Oh, Rosie. It's exquisite pain, to not be able to fix what's wrong in the lives of those we love so much. Pain, loaded with fear. The only thing I've ever done is to get really centered and calm and be that and let THEIR fear and pain have a safe place to find comfort. It's a job no one wants, but it's an important one. I'm so, so sorry, but when things are all fucked up, they need someone to see options clearly.

I sigh and hope you'll keep us in the loop. It's a good loop, with good love and soothing voices. I like the soothing voices.

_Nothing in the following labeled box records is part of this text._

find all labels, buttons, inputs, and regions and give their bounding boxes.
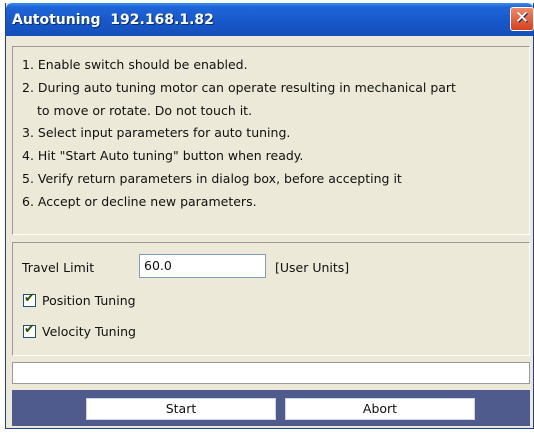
instruction-line: 1. Enable switch should be enabled. bbox=[22, 57, 248, 72]
close-icon: ✕ bbox=[514, 8, 530, 28]
position-tuning-option[interactable]: ✔ Position Tuning bbox=[23, 291, 136, 308]
instruction-line: 5. Verify return parameters in dialog bo… bbox=[22, 170, 402, 186]
position-tuning-checkbox[interactable]: ✔ bbox=[23, 291, 36, 307]
instruction-line: 4. Hit "Start Auto tuning" button when r… bbox=[22, 148, 304, 164]
velocity-tuning-label: Velocity Tuning bbox=[42, 324, 136, 339]
checkmark-icon: ✔ bbox=[24, 322, 35, 337]
travel-limit-input[interactable]: 60.0 bbox=[139, 254, 266, 278]
position-tuning-label: Position Tuning bbox=[42, 293, 136, 308]
instruction-line: 2. During auto tuning motor can operate … bbox=[22, 79, 456, 95]
start-button[interactable]: Start bbox=[86, 398, 276, 420]
status-field bbox=[12, 362, 530, 384]
button-bar: Start Abort bbox=[12, 390, 530, 426]
parameters-panel: Travel Limit 60.0 [User Units] ✔ Positio… bbox=[12, 242, 530, 356]
autotuning-dialog: Autotuning 192.168.1.82 ✕ 1. Enable swit… bbox=[5, 3, 534, 429]
instruction-line: 6. Accept or decline new parameters. bbox=[22, 193, 257, 209]
travel-limit-label: Travel Limit bbox=[22, 260, 95, 275]
velocity-tuning-checkbox[interactable]: ✔ bbox=[23, 322, 36, 338]
velocity-tuning-option[interactable]: ✔ Velocity Tuning bbox=[23, 322, 136, 339]
title-bar[interactable]: Autotuning 192.168.1.82 ✕ bbox=[6, 3, 534, 36]
close-button[interactable]: ✕ bbox=[510, 7, 534, 31]
window-title: Autotuning 192.168.1.82 bbox=[12, 11, 214, 28]
instruction-line: to move or rotate. Do not touch it. bbox=[37, 102, 253, 118]
instruction-line: 3. Select input parameters for auto tuni… bbox=[22, 125, 291, 141]
instructions-panel: 1. Enable switch should be enabled. 2. D… bbox=[12, 46, 530, 235]
user-units-label: [User Units] bbox=[275, 260, 350, 275]
checkmark-icon: ✔ bbox=[24, 291, 35, 306]
abort-button[interactable]: Abort bbox=[285, 398, 475, 420]
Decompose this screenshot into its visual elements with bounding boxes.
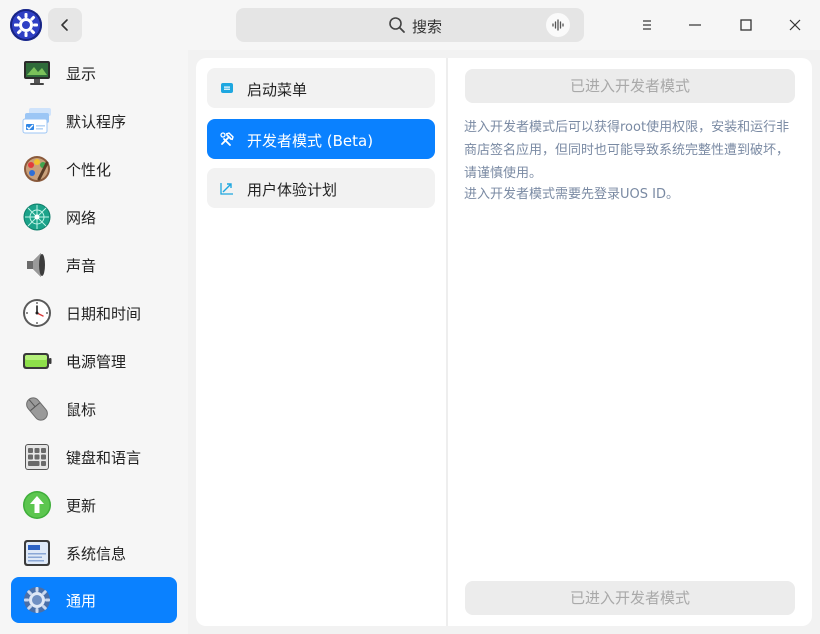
sidebar-item-network[interactable]: 网络 bbox=[11, 194, 177, 240]
sidebar-item-label: 通用 bbox=[66, 592, 97, 610]
update-icon bbox=[23, 491, 51, 519]
personalization-icon bbox=[24, 156, 50, 182]
sidebar-item-label: 电源管理 bbox=[66, 353, 127, 371]
subnav-item-label: 启动菜单 bbox=[247, 81, 308, 99]
sidebar-item-label: 默认程序 bbox=[66, 113, 127, 131]
general-icon bbox=[24, 587, 50, 613]
developer-mode-description: 进入开发者模式后可以获得root使用权限，安装和运行非商店签名应用，但同时也可能… bbox=[464, 120, 790, 181]
subnav-panel: 启动菜单 开发者模式 (Beta) 用户体验计划 bbox=[196, 58, 446, 626]
maximize-icon bbox=[740, 19, 752, 31]
sidebar-item-label: 更新 bbox=[66, 497, 97, 515]
minimize-icon bbox=[689, 24, 701, 26]
app-logo-icon bbox=[10, 9, 42, 41]
sidebar-item-label: 个性化 bbox=[66, 161, 112, 179]
battery-icon bbox=[23, 353, 52, 369]
search-icon bbox=[389, 17, 405, 33]
sidebar-item-label: 显示 bbox=[66, 65, 97, 83]
sidebar-item-keyboard[interactable]: 键盘和语言 bbox=[11, 434, 177, 480]
sidebar-item-default-apps[interactable]: 默认程序 bbox=[11, 98, 177, 144]
ux-program-icon bbox=[220, 183, 233, 195]
system-info-icon bbox=[24, 540, 50, 566]
developer-tools-icon bbox=[220, 132, 234, 146]
sidebar-item-personalization[interactable]: 个性化 bbox=[11, 146, 177, 192]
back-button[interactable] bbox=[48, 8, 82, 42]
sidebar-item-label: 网络 bbox=[66, 209, 97, 227]
search-input[interactable]: 搜索 bbox=[236, 8, 584, 42]
sidebar-item-sound[interactable]: 声音 bbox=[11, 242, 177, 288]
developer-mode-status-button[interactable]: 已进入开发者模式 bbox=[465, 69, 795, 103]
sidebar-item-label: 日期和时间 bbox=[66, 305, 142, 323]
voice-wave-icon bbox=[552, 19, 564, 31]
keyboard-icon bbox=[25, 444, 49, 470]
sidebar: 显示 默认程序 个性化 网络 声音 日期和时间 电源管理 鼠标 键盘和语言 更新… bbox=[0, 50, 188, 634]
sidebar-item-label: 鼠标 bbox=[66, 401, 97, 419]
title-bar: 搜索 bbox=[0, 0, 820, 50]
hamburger-menu-icon bbox=[643, 20, 651, 30]
developer-mode-bottom-button[interactable]: 已进入开发者模式 bbox=[465, 581, 795, 615]
sidebar-item-update[interactable]: 更新 bbox=[11, 482, 177, 528]
sidebar-item-display[interactable]: 显示 bbox=[11, 50, 177, 96]
sidebar-item-label: 系统信息 bbox=[66, 545, 127, 563]
maximize-button[interactable] bbox=[733, 12, 759, 38]
sidebar-item-general[interactable]: 通用 bbox=[11, 577, 177, 623]
mouse-icon bbox=[26, 397, 48, 421]
chevron-left-icon bbox=[61, 19, 68, 31]
subnav-item-developer-mode[interactable]: 开发者模式 (Beta) bbox=[207, 119, 435, 159]
developer-mode-content: 已进入开发者模式 进入开发者模式后可以获得root使用权限，安装和运行非商店签名… bbox=[448, 58, 812, 626]
sidebar-item-label: 键盘和语言 bbox=[66, 449, 142, 467]
close-icon bbox=[789, 19, 801, 31]
sidebar-item-datetime[interactable]: 日期和时间 bbox=[11, 290, 177, 336]
sidebar-item-mouse[interactable]: 鼠标 bbox=[11, 386, 177, 432]
login-requirement-note: 进入开发者模式需要先登录UOS ID。 bbox=[464, 187, 679, 202]
display-icon bbox=[24, 61, 50, 85]
default-apps-icon bbox=[22, 108, 51, 134]
sound-icon bbox=[27, 253, 45, 277]
subnav-item-label: 用户体验计划 bbox=[247, 181, 338, 199]
search-placeholder: 搜索 bbox=[412, 18, 443, 36]
boot-menu-icon bbox=[221, 83, 233, 93]
network-icon bbox=[23, 203, 51, 231]
voice-input-button[interactable] bbox=[546, 13, 570, 37]
clock-icon bbox=[23, 299, 51, 327]
sidebar-item-power[interactable]: 电源管理 bbox=[11, 338, 177, 384]
sidebar-item-system-info[interactable]: 系统信息 bbox=[11, 530, 177, 576]
minimize-button[interactable] bbox=[682, 12, 708, 38]
menu-button[interactable] bbox=[634, 12, 660, 38]
close-button[interactable] bbox=[782, 12, 808, 38]
subnav-item-ux-program[interactable]: 用户体验计划 bbox=[207, 168, 435, 208]
subnav-item-label: 开发者模式 (Beta) bbox=[247, 132, 374, 150]
subnav-item-boot-menu[interactable]: 启动菜单 bbox=[207, 68, 435, 108]
sidebar-item-label: 声音 bbox=[66, 257, 97, 275]
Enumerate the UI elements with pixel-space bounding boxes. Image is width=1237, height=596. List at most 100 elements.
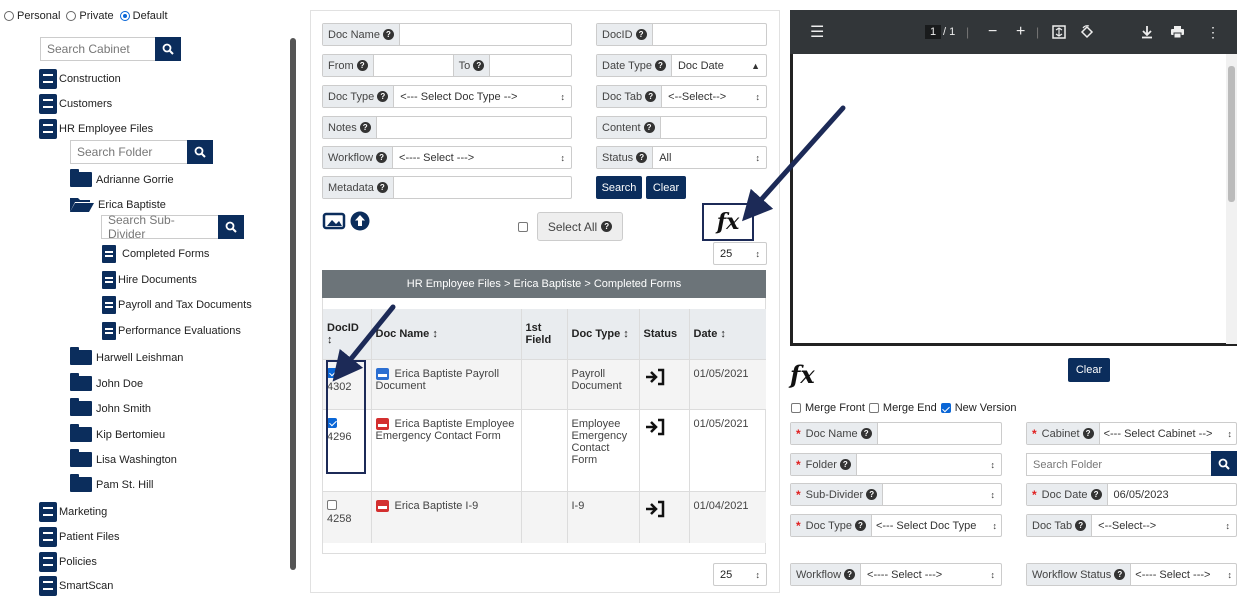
cabinet-construction[interactable]: Construction — [39, 69, 121, 89]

Syd of the Funny Hat said...

If there were anything I could do to help, I would. Sending Gil the best-possible-outcome mojo, and you some {{{hugs}}}.

JACKIESUE said...

well that is just horrible...
my friend barbara has the same thing but not from bb ...she has special made contacts made..but is not working much any more and is getting glasses..she has the buckle and had it replaced if I'm not mistaken...hugs to you both.

rosemary said...

Gil's surgery is at 1 on Monday. He seems a bit calmer, has spent every waking minute online looking stuff up and has gotten 2 offers from friends that will let him borrow a massage table so he can rest face down. They are also looking into renting some sort of special chair for him to sleep in as well. Just waiting and hoping all of this turns out at least OK.

rosemary said...

Gil had his surgery today. Went as well as could be expected I guess. Lots of scar tissue, his retina tore again during surgery, they did both laser and the scleral buckle. He has inside and outside dissolving stitches. He goes back tomorrow morning for a check up.

Jennie said...

Hi Rosemary, remember me?? I'm reading blogs for the first time in years and came across this about Gil. Familiar story. When my dad was a boy scout, he was at camp and they were having bb gun wars from one cabin to another. It was dark so my dad put a flashlight at his temple and peered out the window at the enemy camp. Enemy shot a bb gun at the light and it hit my dad's eye. He lied to his mother as well Scoundrel. His retina detached sometime in his 50's, I believe. He was a teacher who drove buses on weekends and summers. He drove a busload of state policemen from NJ to some car race in TN. While he waited at the race, his retina began to detach. He drove to the ER where they told him he'd be better off going home to Wills Eye hospital in Philly. So he didn't tell the policemen...he just loaded them up and drove them back home with one eye. Got home, had a slice of pizza, went to Wills where they scolded him for eating because then they had to wait all night to operate. He has better vision now than ever because he ended up getting a new lens in that one later. But the vision in that eye took YEARS (and years) to normalize after the retina buckle thing. I wish Gil good healing! I recently lost sight in my right eye twice in one week because of the stent I had put in and forgetting my blood thinner. It was frightening. I know I'd adjust but wow. That's a shocker. Love you!!!